Total hip arthroplasty group was associated with longer operation durations, longer incisions, and more intraoperative blood loss than PFNA group (P<0.05). Joint function and pain scores in the total hip arthroplasty group were superior than PFNA group (P<0.05). The Harris score of total hip arthroplasty group was significantly higher than that of PFNA group at three, six and 12 months after operation (P<0.05).

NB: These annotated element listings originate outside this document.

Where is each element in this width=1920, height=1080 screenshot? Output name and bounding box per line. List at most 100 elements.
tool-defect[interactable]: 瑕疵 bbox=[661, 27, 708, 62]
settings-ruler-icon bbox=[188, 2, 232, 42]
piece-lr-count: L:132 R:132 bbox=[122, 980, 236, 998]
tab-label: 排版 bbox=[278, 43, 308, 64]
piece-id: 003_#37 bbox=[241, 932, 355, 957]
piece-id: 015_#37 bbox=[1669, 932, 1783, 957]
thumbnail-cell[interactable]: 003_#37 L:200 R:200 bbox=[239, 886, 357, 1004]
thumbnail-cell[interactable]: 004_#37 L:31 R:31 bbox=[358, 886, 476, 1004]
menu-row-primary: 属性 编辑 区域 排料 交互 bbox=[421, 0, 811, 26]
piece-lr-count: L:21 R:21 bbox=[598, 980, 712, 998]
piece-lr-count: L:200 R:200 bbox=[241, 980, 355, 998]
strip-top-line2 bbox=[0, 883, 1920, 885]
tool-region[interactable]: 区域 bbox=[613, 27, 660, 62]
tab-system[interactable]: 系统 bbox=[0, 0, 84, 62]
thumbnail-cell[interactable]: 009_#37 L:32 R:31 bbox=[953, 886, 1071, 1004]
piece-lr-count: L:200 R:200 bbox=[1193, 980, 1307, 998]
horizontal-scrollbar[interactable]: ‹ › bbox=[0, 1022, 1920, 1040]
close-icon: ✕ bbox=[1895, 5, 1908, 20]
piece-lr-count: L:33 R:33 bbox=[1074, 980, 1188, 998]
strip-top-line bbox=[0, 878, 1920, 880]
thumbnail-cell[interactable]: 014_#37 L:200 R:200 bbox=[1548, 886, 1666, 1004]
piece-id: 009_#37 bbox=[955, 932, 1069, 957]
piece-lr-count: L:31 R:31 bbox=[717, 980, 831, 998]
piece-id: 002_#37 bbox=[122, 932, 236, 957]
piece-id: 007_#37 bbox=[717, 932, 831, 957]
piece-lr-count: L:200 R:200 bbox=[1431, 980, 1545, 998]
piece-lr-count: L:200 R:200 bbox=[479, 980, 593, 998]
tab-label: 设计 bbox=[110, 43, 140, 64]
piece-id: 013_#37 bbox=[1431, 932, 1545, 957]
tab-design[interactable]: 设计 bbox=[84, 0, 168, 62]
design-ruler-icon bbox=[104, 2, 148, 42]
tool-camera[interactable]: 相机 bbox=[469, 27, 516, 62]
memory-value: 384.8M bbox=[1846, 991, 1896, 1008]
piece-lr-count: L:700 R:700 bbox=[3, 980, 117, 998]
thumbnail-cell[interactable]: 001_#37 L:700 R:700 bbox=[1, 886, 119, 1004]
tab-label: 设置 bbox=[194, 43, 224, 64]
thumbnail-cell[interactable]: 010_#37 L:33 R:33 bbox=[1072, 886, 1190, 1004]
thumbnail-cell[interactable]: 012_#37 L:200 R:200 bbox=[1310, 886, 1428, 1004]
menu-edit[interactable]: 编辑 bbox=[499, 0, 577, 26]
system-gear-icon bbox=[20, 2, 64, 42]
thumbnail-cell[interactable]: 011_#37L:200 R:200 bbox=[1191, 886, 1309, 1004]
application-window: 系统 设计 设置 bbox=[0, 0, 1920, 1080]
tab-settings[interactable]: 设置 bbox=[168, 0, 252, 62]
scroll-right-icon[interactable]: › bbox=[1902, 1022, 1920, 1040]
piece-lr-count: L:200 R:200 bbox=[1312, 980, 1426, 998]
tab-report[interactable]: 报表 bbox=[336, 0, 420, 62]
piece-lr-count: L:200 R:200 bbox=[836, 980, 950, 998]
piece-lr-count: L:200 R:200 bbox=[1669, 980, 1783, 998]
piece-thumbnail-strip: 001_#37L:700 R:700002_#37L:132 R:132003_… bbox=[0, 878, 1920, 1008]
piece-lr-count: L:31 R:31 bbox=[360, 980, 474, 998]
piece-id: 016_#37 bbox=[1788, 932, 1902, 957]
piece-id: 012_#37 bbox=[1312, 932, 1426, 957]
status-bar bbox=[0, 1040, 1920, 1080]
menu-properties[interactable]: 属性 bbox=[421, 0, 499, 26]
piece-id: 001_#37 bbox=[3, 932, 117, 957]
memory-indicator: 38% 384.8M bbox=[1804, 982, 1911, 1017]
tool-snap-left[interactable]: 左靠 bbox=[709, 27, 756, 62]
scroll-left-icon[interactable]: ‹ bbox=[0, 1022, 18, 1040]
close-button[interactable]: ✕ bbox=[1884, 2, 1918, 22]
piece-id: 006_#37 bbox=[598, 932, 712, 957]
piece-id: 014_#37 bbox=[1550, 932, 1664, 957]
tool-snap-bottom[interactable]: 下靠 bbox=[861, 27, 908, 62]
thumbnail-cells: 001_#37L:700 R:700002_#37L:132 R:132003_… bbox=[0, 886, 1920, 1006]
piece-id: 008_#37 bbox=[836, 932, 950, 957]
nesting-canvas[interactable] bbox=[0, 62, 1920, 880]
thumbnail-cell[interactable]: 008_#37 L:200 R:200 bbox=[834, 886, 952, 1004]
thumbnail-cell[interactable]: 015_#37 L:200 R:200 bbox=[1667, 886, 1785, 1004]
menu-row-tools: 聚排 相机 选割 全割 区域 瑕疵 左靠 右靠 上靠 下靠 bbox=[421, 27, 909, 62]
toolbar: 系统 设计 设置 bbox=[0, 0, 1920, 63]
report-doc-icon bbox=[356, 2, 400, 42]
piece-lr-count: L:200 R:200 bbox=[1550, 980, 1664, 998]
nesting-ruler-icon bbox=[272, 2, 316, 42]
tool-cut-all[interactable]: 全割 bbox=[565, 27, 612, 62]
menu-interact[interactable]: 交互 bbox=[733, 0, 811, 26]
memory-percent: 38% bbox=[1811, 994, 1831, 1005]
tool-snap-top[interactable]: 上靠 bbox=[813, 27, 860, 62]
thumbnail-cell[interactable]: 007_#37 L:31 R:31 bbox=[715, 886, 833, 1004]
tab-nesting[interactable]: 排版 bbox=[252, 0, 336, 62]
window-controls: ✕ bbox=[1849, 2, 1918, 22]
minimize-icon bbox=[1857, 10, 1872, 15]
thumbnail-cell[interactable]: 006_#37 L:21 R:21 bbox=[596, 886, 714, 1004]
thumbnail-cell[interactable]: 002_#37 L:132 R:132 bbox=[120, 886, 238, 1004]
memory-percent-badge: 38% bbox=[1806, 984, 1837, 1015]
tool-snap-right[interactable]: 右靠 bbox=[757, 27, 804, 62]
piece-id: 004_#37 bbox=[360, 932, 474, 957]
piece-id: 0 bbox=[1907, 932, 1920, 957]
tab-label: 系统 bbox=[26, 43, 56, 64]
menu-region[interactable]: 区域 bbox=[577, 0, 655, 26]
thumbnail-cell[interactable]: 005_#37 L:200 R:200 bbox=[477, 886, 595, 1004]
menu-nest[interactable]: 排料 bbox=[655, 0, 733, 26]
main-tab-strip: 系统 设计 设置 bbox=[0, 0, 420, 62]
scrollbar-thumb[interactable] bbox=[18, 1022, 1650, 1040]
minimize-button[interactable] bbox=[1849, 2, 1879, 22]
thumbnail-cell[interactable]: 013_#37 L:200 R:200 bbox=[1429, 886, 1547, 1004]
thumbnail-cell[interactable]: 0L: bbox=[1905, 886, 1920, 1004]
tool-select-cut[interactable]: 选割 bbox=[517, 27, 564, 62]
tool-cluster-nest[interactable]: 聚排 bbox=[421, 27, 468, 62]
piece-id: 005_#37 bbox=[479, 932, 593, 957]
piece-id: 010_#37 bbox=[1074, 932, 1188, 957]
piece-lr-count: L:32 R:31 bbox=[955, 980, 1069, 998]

The rate of complications in patients after total hip arthroplasty was lower than that of PFNA group (P<0.05) within 12 months of the surgery.

CONCLUSION

PFNA and total hip arthroplasty can both achieve good results for treatment of femoral intertrochanteric fractures. PFNA offers less trauma and shorter operations, while total hip arthroplasty offers advantages in terms of more rapid limb function improvements and shorter rehabilitation processes. The two kinds of surgery have advantages, and the clinical needs to have a careful look at various factors and choose the appropriate operation method.

摘要

目的

探讨股骨近端防旋髓内钉(PFNA)与全髋关节置换术治疗股骨转子间骨折的效果。

方法

回顾性分析2019年1月至2020年7月在我院治疗的110例股骨转子间骨折患者的临床资料。根据手术干预类型将患者分为两组。一组包括接受PFNA内固定的患者(n = 59),另一组(n = 51)包括接受全髋关节置换术的患者。评估围手术期情况、关节功能进展和并发症发生率。

结果

全髋关节置换术组的手术时间更长、切口更长、术中出血量更多,均高于PFNA组(P < 0.05)。全髋关节置换术组的关节功能和疼痛评分优于PFNA组(P < 0.05)。全髋关节置换术组术后3个月、6个月和12个月的Harris评分显著高于PFNA组(P < 0.05)。全髋关节置换术后患者的并发症发生率在术后12个月内低于PFNA组(P < 0.05)。

结论

PFNA和全髋关节置换术治疗股骨转子间骨折均能取得良好效果。PFNA创伤小、手术时间短,而全髋关节置换术在肢体功能改善更快、康复过程更短方面具有优势。两种手术各有优势,临床需要综合考虑各种因素并选择合适的手术方法。